Light Material
(Note: in Blender, this is referred to as a 'Lamp Output'.)
For the Material Settings tab in this material, please see the Cycles 4D Materials page.
In Cycles 4D, lights (as distinct from mesh objects emitting light) are controlled by a cyLight tag. But you can also apply a material to a light for additional effects.
To do this, you must create a light material, then drag the material into the Material link field of the cyLight tag.
Note that you cannot apply the light material to the light; that will have no effect. The material must be present in the Material link field.
The light material will have a default node tree of a Light Falloff node linked to an Emission shader node; this is then linked to the Surface port of the output node. This is all you need. Once you add the material to the tag, the light colour and strength are controlled by the material, not the tag, and you will probably need to increase the Strength of the Emission shader very markedly to get plenty of light. You can, of course, link other nodes to the Emission shader node.
There are some important things to be aware of when adding materials to lights:
- The material MUST be a light material. Object and Background materials will have no effect, even if there is an Emission shader in such a material.
- The output node of the light material expects an Emission shader as input. If you change this to some other shader, you won't get any light.
- You can mix the Emission shader with other shaders using a Mix shader but the only result is that the light emission is reduced (the light is darker).
- Applying a light material to a mesh object will have no effect. To emit light from a mesh, you would use an Object Material, but you would still need the Emission shader.
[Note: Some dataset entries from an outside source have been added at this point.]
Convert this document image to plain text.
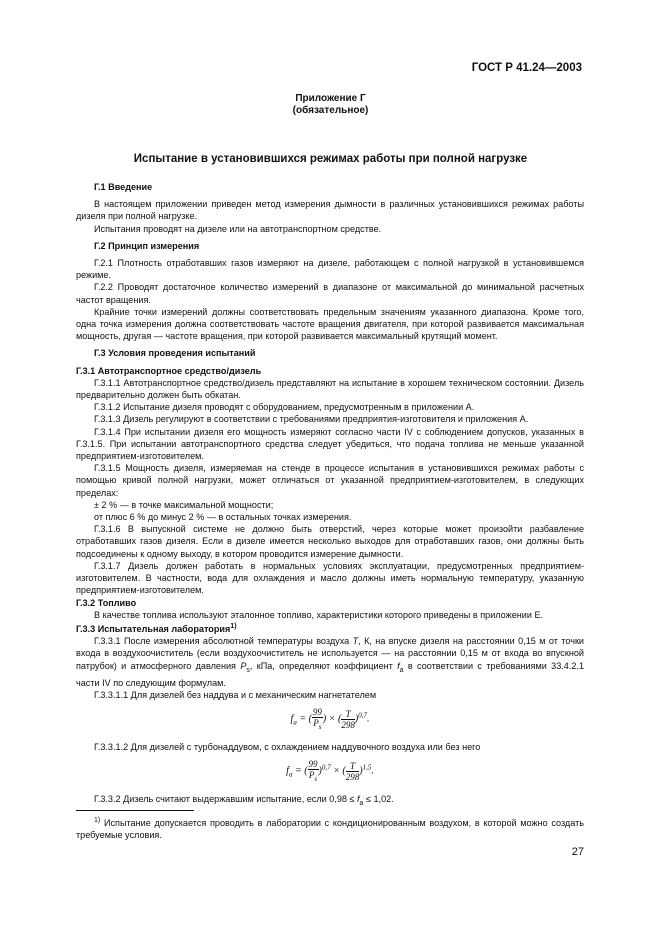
ГОСТ Р 41.24—2003
Приложение Г
(обязательное)
Испытание в установившихся режимах работы при полной нагрузке

Г.1 Введение

В настоящем приложении приведен метод измерения дымности в различных установившихся режимах работы дизеля при полной нагрузке.

Испытания проводят на дизеле или на автотранспортном средстве.

Г.2 Принцип измерения

Г.2.1 Плотность отработавших газов измеряют на дизеле, работающем с полной нагрузкой в установившемся режиме.

Г.2.2 Проводят достаточное количество измерений в диапазоне от максимальной до минимальной расчетных частот вращения.

Крайние точки измерений должны соответствовать предельным значениям указанного диапазона. Кроме того, одна точка измерения должна соответствовать частоте вращения двигателя, при которой развивается максимальная мощность, другая — частоте вращения, при которой развивается максимальный крутящий момент.

Г.3 Условия проведения испытаний

Г.3.1 Автотранспортное средство/дизель

Г.3.1.1 Автотранспортное средство/дизель представляют на испытание в хорошем техническом состоянии. Дизель предварительно должен быть обкатан.

Г.3.1.2 Испытание дизеля проводят с оборудованием, предусмотренным в приложении А.

Г.3.1.3 Дизель регулируют в соответствии с требованиями предприятия-изготовителя и приложения А.

Г.3.1.4 При испытании дизеля его мощность измеряют согласно части IV с соблюдением допусков, указанных в Г.3.1.5. При испытании автотранспортного средства следует убедиться, что подача топлива не меньше указанной предприятием-изготовителем.

Г.3.1.5 Мощность дизеля, измеряемая на стенде в процессе испытания в установившихся режимах работы с помощью кривой полной нагрузки, может отличаться от указанной предприятием-изготовителем, в следующих пределах:

± 2 % — в точке максимальной мощности;

от плюс 6 % до минус 2 % — в остальных точках измерения.

Г.3.1.6 В выпускной системе не должно быть отверстий, через которые может произойти разбавление отработавших газов дизеля. Если в дизеле имеется несколько выходов для отработавших газов, они должны быть подсоединены к одному выходу, в котором проводится измерение дымности.

Г.3.1.7 Дизель должен работать в нормальных условиях эксплуатации, предусмотренных предприятием-изготовителем. В частности, вода для охлаждения и масло должны иметь нормальную температуру, указанную предприятием-изготовителем.

Г.3.2 Топливо

В качестве топлива используют эталонное топливо, характеристики которого приведены в приложении Е.

Г.3.3 Испытательная лаборатория$^{1)}$

Г.3.3.1 После измерения абсолютной температуры воздуха T, К, на впуске дизеля на расстоянии 0,15 м от точки входа в воздухоочиститель (если воздухоочиститель не используется — на расстоянии 0,15 м от входа во впускной патрубок) и атмосферного давления $P_s$, кПа, определяют коэффициент $f_a$ в соответствии с требованиями 33.4.2.1 части IV по следующим формулам.

Г.3.3.1.1 Для дизелей без наддува и с механическим нагнетателем

$f_a$ = ( $\frac{99}{P_s}$ ) × ( $\frac{T}{298} )^{0,7}$.

Г.3.3.1.2 Для дизелей с турбонаддувом, с охлаждением наддувочного воздуха или без него

$f_a$ = ( $\frac{99}{P_s} )^{0,7}$ × ( $\frac{T}{298} )^{1,5}$.

Г.3.3.2 Дизель считают выдержавшим испытание, если $0,98 \le f_a \le 1,02$.

$^{1)}$ Испытание допускается проводить в лаборатории с кондиционированным воздухом, в которой можно создать требуемые условия.
27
What use is the Light Material?
At first sight it doesn't appear to do much. As always in Cycles 4D, the secret is in connecting other nodes to the Emission node. For example, you could do this:
What this does is use a Light Falloff node to control the falloff. By default Cycles 4D uses a quadratic (inverse-square) falloff, as this is physically correct. If you want to use a different falloff, such as linear falloff or no falloff at all, you can use a light material and a light falloff node. In this example, the Strength of the emission shader is controlled by the light falloff node to give no light falloff (that's what 'Constant' means). Note that as a result the light is much brighter.